Papa nos invita a apreciar y a agradecer el don de la Vida Consagrada para la Iglesia

Carta a los consagrados y consagradas con motivo del Año de la Vida Consagrada

Queridos hermanos y hermanas:

El Papa Francisco ha propuesto a toda la Iglesia la celebración del Año de la Vida Consagrada, que iniciamos al comenzar el tiempo de Adviento. Lo estamos celebrando en nuestras Iglesias con distintas actividades y culminará el 2 de febrero de 2016. Con esta iniciativa el Papa nos invita todos a volver a apreciar y a agradecer el don de la Vida Consagrada para la Iglesia y el mundo.

La Vida Consagrada, en sus distintas expresiones, ha sido uno de los ámbitos eclesiales en los que más ha resonado la llamada a conversión y “aggiornamento” a los que convocó hace más de cincuenta años San Juan XXIII con el Concilio Vaticano II. En los años transcurridos desde esa convocatoria han sido muchas las expresiones de búsqueda sincera de una “vuelta a las fuentes”, para vivir una vida consagrada más genuina y evangélica. Y si bien no han faltado dificultades, errores y motivos de preocupación, es mucho lo que se ha hecho para renovarla con auténtica fidelidad eclesial y son abundantes los frutos de este camino.

Al proponernos este Año de la Vida Consagrada, el Papa nos estimula también a nosotros, Pastores, a asumir la responsabilidad que nos cabe en este proceso de renovación y búsqueda humilde de la voluntad de Dios para profundizar este camino que Él mismo ha suscitado en su Iglesia. Pues de esto se trata: obedecer al querer de Dios para que la Vida Consagrada resplandezca cada día más en la Iglesia y el mundo como “signo de una sobreabundancia de gratuidad, tal como se manifiesta en una vida gastada en amar y servir al Señor, para dedicarse a su persona y a su Cuerpo místico”
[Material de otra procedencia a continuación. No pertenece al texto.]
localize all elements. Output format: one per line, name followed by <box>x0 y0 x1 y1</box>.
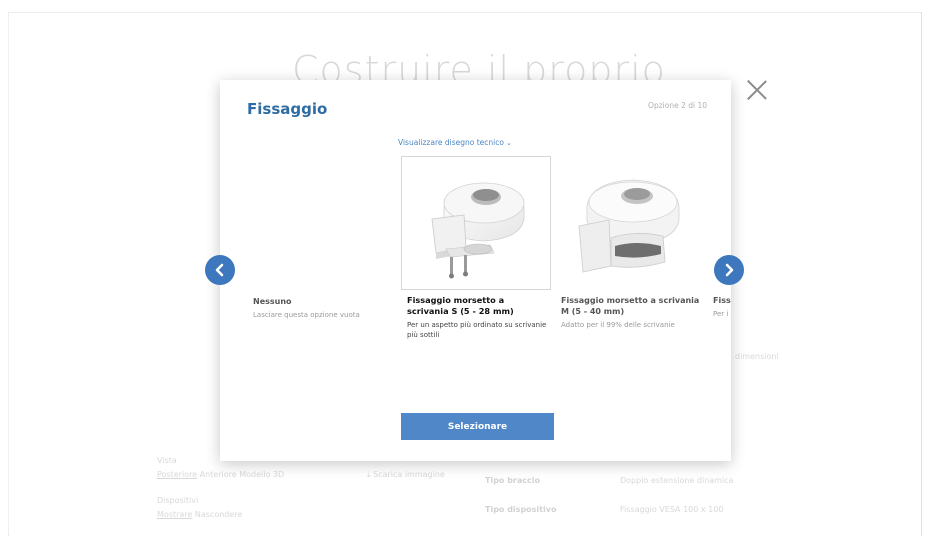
option-partial[interactable]: Fiss scri Per i supe <box>713 295 731 319</box>
select-button[interactable]: Selezionare <box>401 413 554 440</box>
technical-drawing-label: Visualizzare disegno tecnico <box>398 138 504 147</box>
option-none[interactable]: Nessuno Lasciare questa opzione vuota <box>253 296 388 320</box>
option-title: Fissaggio morsetto a scrivania S (5 - 28… <box>407 295 514 316</box>
chevron-left-icon <box>215 263 224 277</box>
chevron-down-icon: ⌄ <box>505 139 512 147</box>
clamp-m-illustration <box>578 179 680 273</box>
option-description: Per i supe <box>713 310 731 318</box>
modal-title: Fissaggio <box>247 100 328 118</box>
chevron-right-icon <box>725 263 734 277</box>
option-description: Lasciare questa opzione vuota <box>253 311 360 319</box>
option-counter: Opzione 2 di 10 <box>648 101 707 110</box>
close-icon[interactable] <box>745 78 769 102</box>
option-title: Nessuno <box>253 297 292 306</box>
next-option-button[interactable] <box>714 255 744 285</box>
option-description: Per un aspetto più ordinato su scrivanie… <box>407 321 547 339</box>
technical-drawing-link[interactable]: Visualizzare disegno tecnico ⌄ <box>398 138 512 147</box>
option-image-clamp-m[interactable] <box>561 158 701 288</box>
option-image-clamp-s[interactable] <box>401 156 551 290</box>
option-description: Adatto per il 99% delle scrivanie <box>561 321 675 329</box>
option-title: Fiss scri <box>713 296 731 305</box>
option-modal: Fissaggio Opzione 2 di 10 Visualizzare d… <box>220 80 731 461</box>
clamp-s-illustration <box>431 182 525 279</box>
option-clamp-s[interactable]: Fissaggio morsetto a scrivania S (5 - 28… <box>407 295 547 340</box>
option-clamp-m[interactable]: Fissaggio morsetto a scrivania M (5 - 40… <box>561 295 706 330</box>
previous-option-button[interactable] <box>205 255 235 285</box>
option-title: Fissaggio morsetto a scrivania M (5 - 40… <box>561 296 700 316</box>
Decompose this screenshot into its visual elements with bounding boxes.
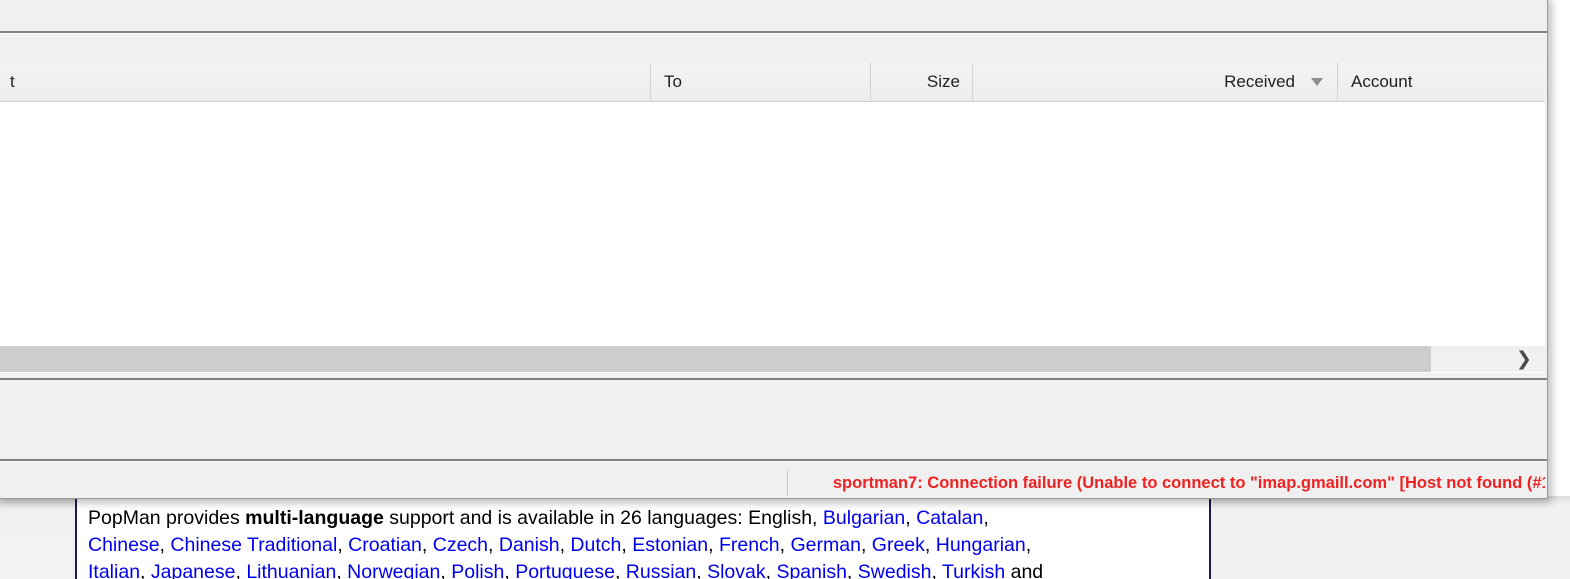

Por ello, por medio de esta carta, deseamos llegar a todos los consagrados y consagradas para manifestarles nuestra valoración por la vida de cada uno y cada una de ustedes y nuestra gratitud –y la de todo el pueblo de Dios- por el bien inmenso que sus vidas consagradas y sus carismas aportan a nuestras comunidades diocesanas.

Además queremos acompañarlos desde nuestro lugar en el camino de fortalecimiento y renovación al que les invitaba el Papa en la última Jornada de la Vida Consagrada. Sabemos de su abundante magisterio y no dudamos que será para todos ustedes un real alimento en orden a mirar el pasado con gratitud, vivir el presente con pasión y abrazar el futuro con esperanza. También nosotros, Pastores, nos ponemos en actitud de obediencia y docilidad al Espíritu para recorrer juntos dicho camino.

Al mismo tiempo queremos suscitar en nuestro pueblo un renovado aprecio y valoración de la Vida Consagrada en sus distintas expresiones. Todos somos, en alguna medida, deudores del testimonio, el servicio y la entrega de tantos consagrados y consagradas. Como bien dijo el Beato Pablo VI: “…¿quién no mide el gran alcance de lo que ellos (los consagrados) han aportado y siguen aportando a la evangelización?…. Son generosos: se les encuentra no raras veces en la vanguardia de la misión y afrontando los más grandes riesgos para su salud y su propia vida. Sí, en verdad, la Iglesia les debe muchísimo…”3 De manera particular en nuestra América Latina hemos de reconocer que la evangelización ha estado y está muy ligada a la presencia, el trabajo, las obras y el martirio de muchos de ellos. Por ello este año es una buena ocasión para cultivar la memoria agradecida y el compromiso activo de toda la Iglesia en favor de la Vida Consagrada. Este empeño será también providencial instrumento del Señor para que muchos, sepan descubrir la llamada del Señor que –ciertamente- también hoy sigue invitando a seguirle por el camino de los consejos evangélicos.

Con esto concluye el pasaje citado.